Il primo graffio nei minuti decisivi viene dato da Bradley Smith, che si porta in quarta posizione nella classifica combinata e sigla 1'55.474 che è il miglior tempo nella FP3. Lo scalza quasi immediatamente Bautista, che scende a 1'55.240 e spinge Dovizioso al terzo posto nella combinata. Risponde anche Marquez, quarto nella combinata, così come Lorenzo, risalito in sesta posizione (+0.506). L'unico casco rosso sul monitor è però del solito A.Espargaró, che monta la mescola morbida e lima due decimi e mezzo dal miglior tempo.
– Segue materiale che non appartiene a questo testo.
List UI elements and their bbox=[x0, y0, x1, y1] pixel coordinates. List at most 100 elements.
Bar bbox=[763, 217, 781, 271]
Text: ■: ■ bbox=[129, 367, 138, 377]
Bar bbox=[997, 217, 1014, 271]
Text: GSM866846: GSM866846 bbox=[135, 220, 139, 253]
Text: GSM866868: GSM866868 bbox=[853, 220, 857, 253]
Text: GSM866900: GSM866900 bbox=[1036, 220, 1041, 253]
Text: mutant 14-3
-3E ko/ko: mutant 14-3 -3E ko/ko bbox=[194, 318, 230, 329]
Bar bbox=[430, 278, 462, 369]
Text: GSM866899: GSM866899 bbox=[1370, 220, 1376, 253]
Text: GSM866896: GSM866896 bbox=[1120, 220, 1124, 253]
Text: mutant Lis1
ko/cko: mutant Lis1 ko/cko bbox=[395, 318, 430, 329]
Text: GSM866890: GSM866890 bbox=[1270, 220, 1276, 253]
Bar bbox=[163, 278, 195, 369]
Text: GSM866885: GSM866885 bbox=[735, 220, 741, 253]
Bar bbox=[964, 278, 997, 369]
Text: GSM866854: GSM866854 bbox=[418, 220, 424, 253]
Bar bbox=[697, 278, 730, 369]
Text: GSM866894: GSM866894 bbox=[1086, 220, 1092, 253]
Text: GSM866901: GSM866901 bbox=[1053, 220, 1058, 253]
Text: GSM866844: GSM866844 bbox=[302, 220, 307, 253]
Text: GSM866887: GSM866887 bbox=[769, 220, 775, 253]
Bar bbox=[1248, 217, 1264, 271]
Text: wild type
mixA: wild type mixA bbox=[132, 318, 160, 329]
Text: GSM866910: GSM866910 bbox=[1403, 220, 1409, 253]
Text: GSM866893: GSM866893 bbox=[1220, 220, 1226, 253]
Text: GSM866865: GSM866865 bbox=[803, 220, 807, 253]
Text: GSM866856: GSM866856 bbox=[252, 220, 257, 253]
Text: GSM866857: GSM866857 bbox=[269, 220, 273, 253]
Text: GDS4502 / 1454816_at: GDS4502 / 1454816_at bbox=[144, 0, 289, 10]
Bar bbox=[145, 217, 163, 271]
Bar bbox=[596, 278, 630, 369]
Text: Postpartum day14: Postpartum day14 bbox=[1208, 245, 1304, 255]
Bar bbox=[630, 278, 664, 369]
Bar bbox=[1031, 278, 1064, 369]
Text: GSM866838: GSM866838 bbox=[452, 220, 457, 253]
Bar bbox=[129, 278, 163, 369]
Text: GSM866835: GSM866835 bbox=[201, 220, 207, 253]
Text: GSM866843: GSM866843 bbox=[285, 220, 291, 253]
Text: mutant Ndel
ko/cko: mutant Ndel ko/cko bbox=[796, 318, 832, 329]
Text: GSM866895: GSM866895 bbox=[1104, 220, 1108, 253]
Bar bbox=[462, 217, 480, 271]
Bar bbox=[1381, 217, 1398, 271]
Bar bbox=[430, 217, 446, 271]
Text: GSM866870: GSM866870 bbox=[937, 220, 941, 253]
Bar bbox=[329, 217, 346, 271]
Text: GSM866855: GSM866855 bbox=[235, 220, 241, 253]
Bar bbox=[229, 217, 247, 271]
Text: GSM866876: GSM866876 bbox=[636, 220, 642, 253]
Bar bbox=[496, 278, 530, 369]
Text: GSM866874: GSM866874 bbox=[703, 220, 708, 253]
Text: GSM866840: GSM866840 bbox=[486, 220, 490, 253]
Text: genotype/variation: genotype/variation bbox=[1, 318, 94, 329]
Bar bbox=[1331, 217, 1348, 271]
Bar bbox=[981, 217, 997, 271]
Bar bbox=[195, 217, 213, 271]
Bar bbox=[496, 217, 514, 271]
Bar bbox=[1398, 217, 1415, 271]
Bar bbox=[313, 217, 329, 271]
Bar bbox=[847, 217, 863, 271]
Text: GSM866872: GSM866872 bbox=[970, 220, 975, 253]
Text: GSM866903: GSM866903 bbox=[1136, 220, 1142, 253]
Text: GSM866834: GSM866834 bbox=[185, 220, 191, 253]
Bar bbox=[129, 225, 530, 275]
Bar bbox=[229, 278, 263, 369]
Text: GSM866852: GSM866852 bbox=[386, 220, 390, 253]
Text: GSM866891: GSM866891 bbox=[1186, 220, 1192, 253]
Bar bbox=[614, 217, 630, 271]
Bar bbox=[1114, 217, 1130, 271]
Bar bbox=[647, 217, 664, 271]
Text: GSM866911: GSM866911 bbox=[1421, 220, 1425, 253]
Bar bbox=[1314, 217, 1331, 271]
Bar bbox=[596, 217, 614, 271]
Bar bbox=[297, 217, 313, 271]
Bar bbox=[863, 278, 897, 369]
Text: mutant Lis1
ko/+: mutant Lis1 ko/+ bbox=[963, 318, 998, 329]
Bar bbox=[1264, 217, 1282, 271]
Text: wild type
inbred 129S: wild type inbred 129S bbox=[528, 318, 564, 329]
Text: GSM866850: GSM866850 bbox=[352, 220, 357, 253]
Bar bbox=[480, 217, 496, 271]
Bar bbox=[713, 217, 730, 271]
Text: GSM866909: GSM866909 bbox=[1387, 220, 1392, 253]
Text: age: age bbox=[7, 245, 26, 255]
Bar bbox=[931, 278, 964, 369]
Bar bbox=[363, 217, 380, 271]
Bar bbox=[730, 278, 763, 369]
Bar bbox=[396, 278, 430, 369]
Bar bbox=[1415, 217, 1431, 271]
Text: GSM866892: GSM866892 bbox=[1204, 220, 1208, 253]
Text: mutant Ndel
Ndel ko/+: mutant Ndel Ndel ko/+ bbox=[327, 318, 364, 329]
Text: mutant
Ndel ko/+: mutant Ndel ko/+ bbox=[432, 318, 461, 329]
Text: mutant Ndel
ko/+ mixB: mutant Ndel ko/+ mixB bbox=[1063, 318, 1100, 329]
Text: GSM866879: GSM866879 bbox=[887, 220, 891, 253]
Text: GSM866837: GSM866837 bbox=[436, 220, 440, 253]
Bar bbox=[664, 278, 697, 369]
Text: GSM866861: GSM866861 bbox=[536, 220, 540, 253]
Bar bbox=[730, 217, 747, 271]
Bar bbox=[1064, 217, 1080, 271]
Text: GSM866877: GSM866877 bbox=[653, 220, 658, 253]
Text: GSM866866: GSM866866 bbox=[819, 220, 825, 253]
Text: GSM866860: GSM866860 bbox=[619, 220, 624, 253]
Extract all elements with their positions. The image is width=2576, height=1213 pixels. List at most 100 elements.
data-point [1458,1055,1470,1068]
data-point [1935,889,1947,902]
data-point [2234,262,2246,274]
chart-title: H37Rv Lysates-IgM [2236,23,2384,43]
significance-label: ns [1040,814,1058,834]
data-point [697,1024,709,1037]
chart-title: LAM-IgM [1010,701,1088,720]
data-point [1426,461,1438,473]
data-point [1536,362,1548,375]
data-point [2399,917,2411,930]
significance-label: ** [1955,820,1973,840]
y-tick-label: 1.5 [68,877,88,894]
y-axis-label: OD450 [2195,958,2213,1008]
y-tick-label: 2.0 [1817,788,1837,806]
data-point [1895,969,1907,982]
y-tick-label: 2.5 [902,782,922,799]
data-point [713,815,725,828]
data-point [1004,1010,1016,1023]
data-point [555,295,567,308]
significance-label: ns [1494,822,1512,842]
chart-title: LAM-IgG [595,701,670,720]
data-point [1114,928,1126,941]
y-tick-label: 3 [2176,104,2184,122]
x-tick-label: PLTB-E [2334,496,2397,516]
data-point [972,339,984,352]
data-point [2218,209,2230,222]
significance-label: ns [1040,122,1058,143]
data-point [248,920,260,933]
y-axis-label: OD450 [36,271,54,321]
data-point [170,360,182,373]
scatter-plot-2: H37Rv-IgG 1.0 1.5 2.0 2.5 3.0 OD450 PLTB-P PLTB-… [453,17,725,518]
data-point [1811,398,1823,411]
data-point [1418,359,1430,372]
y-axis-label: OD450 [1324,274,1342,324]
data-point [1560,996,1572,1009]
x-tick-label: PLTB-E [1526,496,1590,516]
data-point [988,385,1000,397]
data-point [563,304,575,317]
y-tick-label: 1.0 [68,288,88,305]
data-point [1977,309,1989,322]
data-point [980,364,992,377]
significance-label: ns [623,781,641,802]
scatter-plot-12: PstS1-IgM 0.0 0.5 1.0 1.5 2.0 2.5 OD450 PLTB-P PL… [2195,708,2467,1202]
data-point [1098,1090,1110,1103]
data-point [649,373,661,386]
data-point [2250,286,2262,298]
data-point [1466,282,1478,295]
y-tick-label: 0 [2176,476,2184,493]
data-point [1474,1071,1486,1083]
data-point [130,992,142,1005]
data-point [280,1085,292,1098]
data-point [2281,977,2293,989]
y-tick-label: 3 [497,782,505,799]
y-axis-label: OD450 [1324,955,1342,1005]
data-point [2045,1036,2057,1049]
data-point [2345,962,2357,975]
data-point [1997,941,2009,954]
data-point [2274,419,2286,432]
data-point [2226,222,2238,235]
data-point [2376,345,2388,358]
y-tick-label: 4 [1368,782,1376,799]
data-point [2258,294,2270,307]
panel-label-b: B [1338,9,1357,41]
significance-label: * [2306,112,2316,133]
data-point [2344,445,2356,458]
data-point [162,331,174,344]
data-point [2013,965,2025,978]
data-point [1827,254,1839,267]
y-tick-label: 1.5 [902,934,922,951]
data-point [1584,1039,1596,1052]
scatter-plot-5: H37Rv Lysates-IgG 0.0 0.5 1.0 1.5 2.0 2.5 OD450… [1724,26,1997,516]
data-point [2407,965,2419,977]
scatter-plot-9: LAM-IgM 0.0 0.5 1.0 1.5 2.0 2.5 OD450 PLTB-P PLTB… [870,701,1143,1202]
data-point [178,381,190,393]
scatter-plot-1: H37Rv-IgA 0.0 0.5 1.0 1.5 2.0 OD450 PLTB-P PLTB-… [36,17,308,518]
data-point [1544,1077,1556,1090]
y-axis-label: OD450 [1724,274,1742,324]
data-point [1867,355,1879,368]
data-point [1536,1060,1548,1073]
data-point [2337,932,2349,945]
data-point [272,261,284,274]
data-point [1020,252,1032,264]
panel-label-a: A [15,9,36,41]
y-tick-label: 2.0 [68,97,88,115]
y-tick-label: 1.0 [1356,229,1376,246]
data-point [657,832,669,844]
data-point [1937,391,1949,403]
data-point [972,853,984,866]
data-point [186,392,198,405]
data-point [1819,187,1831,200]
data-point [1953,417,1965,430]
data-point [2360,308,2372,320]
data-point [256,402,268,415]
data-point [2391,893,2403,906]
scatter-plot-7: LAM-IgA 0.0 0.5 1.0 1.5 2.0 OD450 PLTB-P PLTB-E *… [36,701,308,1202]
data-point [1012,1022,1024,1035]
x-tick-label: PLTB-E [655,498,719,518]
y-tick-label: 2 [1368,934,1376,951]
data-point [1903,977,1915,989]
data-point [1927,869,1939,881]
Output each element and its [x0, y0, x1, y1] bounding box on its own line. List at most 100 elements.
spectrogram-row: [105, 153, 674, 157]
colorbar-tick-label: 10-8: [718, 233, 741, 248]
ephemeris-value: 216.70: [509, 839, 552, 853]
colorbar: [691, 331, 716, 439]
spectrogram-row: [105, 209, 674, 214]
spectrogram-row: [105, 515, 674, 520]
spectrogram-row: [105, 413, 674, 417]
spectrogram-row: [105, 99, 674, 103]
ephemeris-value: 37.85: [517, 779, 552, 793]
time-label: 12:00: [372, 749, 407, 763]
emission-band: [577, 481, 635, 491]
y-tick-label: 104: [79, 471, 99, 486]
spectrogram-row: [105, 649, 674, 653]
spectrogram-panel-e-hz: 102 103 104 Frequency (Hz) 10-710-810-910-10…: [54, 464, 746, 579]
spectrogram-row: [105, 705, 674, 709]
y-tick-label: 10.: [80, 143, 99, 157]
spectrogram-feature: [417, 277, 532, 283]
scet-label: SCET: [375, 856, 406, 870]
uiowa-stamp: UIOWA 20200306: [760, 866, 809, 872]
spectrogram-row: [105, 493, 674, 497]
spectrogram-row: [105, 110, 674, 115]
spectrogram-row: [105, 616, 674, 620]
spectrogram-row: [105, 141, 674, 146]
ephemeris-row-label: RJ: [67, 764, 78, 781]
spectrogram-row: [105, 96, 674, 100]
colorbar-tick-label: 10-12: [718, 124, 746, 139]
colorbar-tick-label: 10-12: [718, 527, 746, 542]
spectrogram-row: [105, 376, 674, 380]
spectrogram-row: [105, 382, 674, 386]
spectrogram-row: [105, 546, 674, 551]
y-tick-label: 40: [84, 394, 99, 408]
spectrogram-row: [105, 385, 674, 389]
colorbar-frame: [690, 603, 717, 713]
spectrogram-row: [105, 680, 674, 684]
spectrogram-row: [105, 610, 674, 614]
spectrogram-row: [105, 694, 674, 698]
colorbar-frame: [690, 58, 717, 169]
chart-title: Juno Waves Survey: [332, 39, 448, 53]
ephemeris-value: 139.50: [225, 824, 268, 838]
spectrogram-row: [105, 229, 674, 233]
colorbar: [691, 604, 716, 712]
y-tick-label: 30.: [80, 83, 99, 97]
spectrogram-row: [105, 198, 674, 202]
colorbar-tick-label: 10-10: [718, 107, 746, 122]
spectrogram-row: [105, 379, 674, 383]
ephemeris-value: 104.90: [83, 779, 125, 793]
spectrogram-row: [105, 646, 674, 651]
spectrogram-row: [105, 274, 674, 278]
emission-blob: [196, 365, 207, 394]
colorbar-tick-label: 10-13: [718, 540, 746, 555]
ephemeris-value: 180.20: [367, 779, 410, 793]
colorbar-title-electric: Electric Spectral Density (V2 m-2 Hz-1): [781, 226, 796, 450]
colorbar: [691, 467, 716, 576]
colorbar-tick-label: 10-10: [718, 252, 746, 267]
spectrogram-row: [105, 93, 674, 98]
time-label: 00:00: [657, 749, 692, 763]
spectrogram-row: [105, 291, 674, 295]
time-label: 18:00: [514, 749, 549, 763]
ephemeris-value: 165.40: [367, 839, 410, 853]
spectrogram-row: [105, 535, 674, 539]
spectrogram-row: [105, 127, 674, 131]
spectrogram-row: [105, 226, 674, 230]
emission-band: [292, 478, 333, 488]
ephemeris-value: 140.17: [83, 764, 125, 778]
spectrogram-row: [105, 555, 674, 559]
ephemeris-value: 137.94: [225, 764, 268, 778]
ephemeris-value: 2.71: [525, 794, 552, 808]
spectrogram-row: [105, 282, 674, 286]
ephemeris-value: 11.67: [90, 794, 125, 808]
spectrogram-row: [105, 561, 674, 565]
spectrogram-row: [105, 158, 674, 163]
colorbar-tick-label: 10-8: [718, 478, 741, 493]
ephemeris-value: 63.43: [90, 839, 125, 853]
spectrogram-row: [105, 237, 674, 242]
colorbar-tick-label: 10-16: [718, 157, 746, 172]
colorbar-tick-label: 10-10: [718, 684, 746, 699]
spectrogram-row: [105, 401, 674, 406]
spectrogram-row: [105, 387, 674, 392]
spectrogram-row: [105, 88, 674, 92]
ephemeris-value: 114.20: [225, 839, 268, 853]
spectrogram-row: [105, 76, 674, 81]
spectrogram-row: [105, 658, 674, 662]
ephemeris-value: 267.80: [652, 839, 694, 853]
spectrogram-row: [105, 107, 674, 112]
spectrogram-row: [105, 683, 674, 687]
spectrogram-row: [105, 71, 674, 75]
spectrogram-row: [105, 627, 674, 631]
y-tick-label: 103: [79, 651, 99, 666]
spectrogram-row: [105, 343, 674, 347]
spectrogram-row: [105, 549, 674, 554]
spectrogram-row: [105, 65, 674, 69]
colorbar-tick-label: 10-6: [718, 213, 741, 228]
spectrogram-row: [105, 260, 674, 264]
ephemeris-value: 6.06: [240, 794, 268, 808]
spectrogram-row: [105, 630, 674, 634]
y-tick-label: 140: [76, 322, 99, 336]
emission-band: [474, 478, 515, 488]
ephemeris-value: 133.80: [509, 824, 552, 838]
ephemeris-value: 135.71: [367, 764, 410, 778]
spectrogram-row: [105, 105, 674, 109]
Ad un minuto dal termine, ottimo spunto di Iannone, che sfrutta anche la scia di Pedrosa in rettilineo, portandosi al secondo posto. Dovizioso aggiunge un altro tassello importante all'opera Ducati, facendo registrare il quarto tempo alle spalle di Bautista. Chiude la Top 5 Marquez, davanti a Smith, Lorenzo, Pedrosa, Bradl e Rossi, ultimo a qualificarsi direttamente alla Q2. Pol Espargaró e Crutchlow sono i primi esclusi, rispettivamente in undicesima e dodicesima posizione.